The doors behind me opened. I turned around, snapping to attention. The moment had come. Frank Currol and his herd of police bodyguards finally were about to leave the building. The assassin was nowhere close to us, but I reached out into the night air, my senses stretched and on high alert.

Not high enough. I saw the bodyguard closest to Frank Currol fall milliseconds before I heard it. The gun-shot echoed fully through the night, bouncing off the walls behind us.

All hell broke loose. Shouting and panicked movement jerked the night around me into action. Sometimes you don’t think. You move. I flung myself in front of the group of bodyguards surrounding the mayor. I pulled on my magic. Vibrant and alive, a protective wall of air shot to the sky – up and around all of them. My eyes scanned the opposite building for the sniper. Dammit, the whole area had been cleared and secured to the nines, and the vamp assassin was still somewhere outside, so who the hell was shooting?

Harsh barks of an imperative nature struck through the air. Feet moving with adrenaline-tinged staccato rhythm. Someone kept pushing me forward, closer to the car. The team of bodyguards had accepted my intervention without protest, their guns already out, while others were ushering the dumbfounded politician to the car. I moved with them synchronously.

Flanked by bodyguards, the mayor reached the car, a luxurious Mercedes Benz. I ended up squeezed between one bodyguard and the mayor himself. The confusion was absolute. No one knew what was going on, and I had no idea what happened to the bodyguard that was shot. They couldn’t have left him there, right?

The car set into motion, burning rubber. The team of bodyguards was already in contact with Brown and the other forces, their voices agitated and loud. I looked out of the window, scanning the outside. We passed empty streets, the buildings and pavements a blur in my vision.

We were not more than four blocks from the building, when Frank Currol’s alarmed voice broke through the tensioned silence.

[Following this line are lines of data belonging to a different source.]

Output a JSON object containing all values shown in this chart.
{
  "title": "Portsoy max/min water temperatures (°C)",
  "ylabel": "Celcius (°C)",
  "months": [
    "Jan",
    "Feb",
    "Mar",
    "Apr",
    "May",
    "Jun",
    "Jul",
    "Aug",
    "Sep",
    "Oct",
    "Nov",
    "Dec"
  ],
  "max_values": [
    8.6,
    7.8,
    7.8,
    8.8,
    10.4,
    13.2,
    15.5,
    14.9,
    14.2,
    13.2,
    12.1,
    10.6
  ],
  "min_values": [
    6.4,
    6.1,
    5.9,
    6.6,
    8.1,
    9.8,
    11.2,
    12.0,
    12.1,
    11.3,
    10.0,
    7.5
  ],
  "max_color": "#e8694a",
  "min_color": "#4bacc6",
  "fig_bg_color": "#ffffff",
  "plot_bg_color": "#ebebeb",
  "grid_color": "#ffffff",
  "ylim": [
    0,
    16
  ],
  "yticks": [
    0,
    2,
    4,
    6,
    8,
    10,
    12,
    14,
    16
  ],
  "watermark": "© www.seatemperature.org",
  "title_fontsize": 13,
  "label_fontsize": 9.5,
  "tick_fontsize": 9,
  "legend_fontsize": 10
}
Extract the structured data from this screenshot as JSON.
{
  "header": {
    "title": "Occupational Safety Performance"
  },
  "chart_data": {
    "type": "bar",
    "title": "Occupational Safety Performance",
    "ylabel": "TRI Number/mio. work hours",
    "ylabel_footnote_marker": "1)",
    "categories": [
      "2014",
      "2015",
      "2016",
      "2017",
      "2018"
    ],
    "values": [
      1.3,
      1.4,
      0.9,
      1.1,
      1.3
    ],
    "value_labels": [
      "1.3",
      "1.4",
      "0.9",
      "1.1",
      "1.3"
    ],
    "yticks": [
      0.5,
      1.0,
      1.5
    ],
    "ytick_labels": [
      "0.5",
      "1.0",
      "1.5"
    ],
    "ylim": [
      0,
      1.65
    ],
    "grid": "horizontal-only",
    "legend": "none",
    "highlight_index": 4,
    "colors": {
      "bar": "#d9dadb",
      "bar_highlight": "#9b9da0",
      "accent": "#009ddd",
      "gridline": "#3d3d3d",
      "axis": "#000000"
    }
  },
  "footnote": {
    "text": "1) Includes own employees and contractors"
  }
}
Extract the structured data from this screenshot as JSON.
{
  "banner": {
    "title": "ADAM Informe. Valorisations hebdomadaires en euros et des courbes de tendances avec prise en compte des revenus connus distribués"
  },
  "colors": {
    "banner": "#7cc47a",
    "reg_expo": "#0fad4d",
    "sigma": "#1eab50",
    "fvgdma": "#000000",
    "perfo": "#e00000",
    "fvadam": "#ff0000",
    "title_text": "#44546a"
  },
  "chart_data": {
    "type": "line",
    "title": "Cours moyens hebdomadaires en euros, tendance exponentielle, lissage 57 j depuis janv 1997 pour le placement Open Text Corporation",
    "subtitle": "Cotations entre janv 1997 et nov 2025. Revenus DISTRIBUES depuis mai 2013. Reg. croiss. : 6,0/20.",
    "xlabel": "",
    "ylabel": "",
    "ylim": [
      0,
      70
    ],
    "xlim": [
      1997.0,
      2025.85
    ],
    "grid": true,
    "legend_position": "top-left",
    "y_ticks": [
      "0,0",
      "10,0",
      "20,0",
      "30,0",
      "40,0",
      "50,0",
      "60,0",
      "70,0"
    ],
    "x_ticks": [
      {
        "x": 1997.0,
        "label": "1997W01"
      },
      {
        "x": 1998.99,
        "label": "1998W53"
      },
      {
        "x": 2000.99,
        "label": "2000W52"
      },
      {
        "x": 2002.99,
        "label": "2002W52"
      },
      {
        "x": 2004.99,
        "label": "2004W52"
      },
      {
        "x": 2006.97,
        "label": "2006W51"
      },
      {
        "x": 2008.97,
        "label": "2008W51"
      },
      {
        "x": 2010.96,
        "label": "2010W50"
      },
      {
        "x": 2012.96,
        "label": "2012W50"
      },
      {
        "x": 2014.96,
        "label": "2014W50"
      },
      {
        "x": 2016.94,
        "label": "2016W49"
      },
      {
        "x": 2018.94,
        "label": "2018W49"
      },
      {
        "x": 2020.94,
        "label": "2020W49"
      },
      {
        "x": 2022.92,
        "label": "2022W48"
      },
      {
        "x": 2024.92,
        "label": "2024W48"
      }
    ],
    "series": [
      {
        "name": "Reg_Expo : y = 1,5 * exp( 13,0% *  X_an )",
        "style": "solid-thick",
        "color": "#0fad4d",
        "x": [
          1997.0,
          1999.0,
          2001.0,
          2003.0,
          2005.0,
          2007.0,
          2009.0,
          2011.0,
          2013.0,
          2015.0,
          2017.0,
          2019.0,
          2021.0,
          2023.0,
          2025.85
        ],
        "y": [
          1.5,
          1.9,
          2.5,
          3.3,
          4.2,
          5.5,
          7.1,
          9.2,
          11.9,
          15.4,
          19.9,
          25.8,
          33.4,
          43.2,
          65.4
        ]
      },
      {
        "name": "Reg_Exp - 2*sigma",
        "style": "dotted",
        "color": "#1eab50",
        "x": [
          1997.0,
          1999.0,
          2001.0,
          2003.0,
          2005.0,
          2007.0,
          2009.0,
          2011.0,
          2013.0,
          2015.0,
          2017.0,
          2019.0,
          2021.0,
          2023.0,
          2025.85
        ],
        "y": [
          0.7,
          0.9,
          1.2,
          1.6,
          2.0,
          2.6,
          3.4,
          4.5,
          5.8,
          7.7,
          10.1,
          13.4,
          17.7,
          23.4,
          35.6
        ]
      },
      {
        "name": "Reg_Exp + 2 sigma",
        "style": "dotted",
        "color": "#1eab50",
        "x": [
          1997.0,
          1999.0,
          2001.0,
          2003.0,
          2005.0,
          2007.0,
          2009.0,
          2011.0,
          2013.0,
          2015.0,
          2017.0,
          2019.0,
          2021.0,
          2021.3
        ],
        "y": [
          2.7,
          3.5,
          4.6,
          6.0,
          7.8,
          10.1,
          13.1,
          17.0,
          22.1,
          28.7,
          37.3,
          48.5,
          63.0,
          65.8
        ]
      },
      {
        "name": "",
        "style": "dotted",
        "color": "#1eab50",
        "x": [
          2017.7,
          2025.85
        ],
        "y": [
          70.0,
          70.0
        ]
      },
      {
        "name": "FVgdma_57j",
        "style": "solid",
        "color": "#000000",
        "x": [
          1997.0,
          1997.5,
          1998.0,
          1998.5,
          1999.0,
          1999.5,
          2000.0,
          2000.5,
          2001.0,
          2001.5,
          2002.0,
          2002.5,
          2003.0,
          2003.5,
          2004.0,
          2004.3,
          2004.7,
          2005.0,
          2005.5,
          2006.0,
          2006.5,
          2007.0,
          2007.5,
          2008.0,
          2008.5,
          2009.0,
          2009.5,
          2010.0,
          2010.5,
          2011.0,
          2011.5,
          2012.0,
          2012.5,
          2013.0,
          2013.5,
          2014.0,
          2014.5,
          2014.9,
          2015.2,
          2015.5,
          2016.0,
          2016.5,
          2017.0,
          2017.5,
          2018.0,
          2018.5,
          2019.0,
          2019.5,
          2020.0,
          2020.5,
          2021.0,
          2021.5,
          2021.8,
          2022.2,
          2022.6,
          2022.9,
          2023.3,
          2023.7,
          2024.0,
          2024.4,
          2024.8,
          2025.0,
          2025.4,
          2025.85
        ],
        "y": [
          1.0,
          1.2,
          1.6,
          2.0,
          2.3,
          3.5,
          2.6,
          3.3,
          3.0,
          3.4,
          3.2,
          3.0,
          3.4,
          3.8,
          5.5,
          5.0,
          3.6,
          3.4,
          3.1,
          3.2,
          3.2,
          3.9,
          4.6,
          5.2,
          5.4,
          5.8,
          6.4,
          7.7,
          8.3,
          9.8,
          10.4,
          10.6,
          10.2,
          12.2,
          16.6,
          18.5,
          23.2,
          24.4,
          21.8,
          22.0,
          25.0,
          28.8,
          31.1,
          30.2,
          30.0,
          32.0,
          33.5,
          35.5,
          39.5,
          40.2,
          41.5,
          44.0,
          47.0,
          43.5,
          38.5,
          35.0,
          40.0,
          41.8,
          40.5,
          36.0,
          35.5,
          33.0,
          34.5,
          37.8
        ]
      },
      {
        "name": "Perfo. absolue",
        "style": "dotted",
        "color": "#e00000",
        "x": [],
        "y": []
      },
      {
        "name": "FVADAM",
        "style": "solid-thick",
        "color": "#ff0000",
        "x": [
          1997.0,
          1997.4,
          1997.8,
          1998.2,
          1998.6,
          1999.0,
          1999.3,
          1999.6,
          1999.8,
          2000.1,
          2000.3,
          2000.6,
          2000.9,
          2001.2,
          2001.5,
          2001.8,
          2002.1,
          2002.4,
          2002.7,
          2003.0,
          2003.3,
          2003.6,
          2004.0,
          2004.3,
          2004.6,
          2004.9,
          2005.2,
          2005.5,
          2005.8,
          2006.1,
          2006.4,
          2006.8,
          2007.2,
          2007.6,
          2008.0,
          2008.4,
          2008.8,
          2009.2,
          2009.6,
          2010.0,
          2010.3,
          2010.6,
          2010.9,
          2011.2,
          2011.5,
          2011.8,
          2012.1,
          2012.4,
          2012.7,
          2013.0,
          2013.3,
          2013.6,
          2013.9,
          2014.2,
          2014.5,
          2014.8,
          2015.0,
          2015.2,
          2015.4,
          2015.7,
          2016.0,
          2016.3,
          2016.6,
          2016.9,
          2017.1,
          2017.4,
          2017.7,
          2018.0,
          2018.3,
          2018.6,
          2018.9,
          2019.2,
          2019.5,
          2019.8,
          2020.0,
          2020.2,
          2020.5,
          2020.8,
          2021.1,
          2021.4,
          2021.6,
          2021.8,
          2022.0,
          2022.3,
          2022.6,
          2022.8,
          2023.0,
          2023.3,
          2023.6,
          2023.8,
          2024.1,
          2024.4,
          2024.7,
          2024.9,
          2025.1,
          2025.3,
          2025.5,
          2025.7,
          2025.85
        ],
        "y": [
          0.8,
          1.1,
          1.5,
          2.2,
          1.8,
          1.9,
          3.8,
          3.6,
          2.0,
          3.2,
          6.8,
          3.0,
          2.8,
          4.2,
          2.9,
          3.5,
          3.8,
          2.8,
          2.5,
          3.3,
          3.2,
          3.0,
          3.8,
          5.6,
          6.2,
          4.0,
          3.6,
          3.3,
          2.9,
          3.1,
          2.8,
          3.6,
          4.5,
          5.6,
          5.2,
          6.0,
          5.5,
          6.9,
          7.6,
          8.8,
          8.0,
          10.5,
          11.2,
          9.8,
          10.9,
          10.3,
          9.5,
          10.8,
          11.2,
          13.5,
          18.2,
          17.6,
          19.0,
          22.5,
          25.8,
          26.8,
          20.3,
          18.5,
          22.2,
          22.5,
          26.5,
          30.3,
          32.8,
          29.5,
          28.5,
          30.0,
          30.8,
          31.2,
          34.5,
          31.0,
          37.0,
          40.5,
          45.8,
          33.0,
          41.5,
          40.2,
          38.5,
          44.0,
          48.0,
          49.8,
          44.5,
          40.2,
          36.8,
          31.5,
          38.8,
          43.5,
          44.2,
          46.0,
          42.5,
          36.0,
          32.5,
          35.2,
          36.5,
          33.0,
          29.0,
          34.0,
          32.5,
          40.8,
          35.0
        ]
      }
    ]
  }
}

“David, what are you doing?”

My eyes followed his and I found myself staring at the front seat. The chauffeur had turned around, a gun in his hand. Crap.

That place deep inside of me flared an angry red as my magic pulsated and grew. Air manifested and cleared in front of us in the same moment the chauffeur shot. That was when the car began accelerating and we were rocked to the side violently. My concentration wavered, and the walls of air dissolved for a moment. The chauffeur raised his gun again. One of the bodyguards slapped it out of the driver’s hand, before knocking him out cold with one punch. The car accelerated and jerked to the side. The unconscious chauffeur’s foot was still on the gas pedal. The vehicle was about to veer off the street! My mind was hit with a road-train of adrenaline, thoughts shattering into a stirred up hornet’s nest of confusion and blurry impressions.

I don’t think I had a choice about this. I don’t think it was a conscious decision. I simply did it. I used advanced magic.

I went back into that place again, deep down there where layer up on layer of power and magic nestled. I dug my hand into it and felt the power surge. The air came willingly and freely, powerful and beautiful. An outer shield of protection snapped up, walls of air enfolding the car in cushioning safety. My mind envisioned the knitted particles of air, stabilizing the car with the action, steering it back onto the road. Finally I let the car come to a standstill at the side of the road.

Short moments of silence passed, the air in the car heavy with equal parts of wonder and mistrust. No one questioned what I did. No one even seemed to look at me. I stifled the urge to scowl. To them I was part of the freak show. I was tolerated as long as I helped them.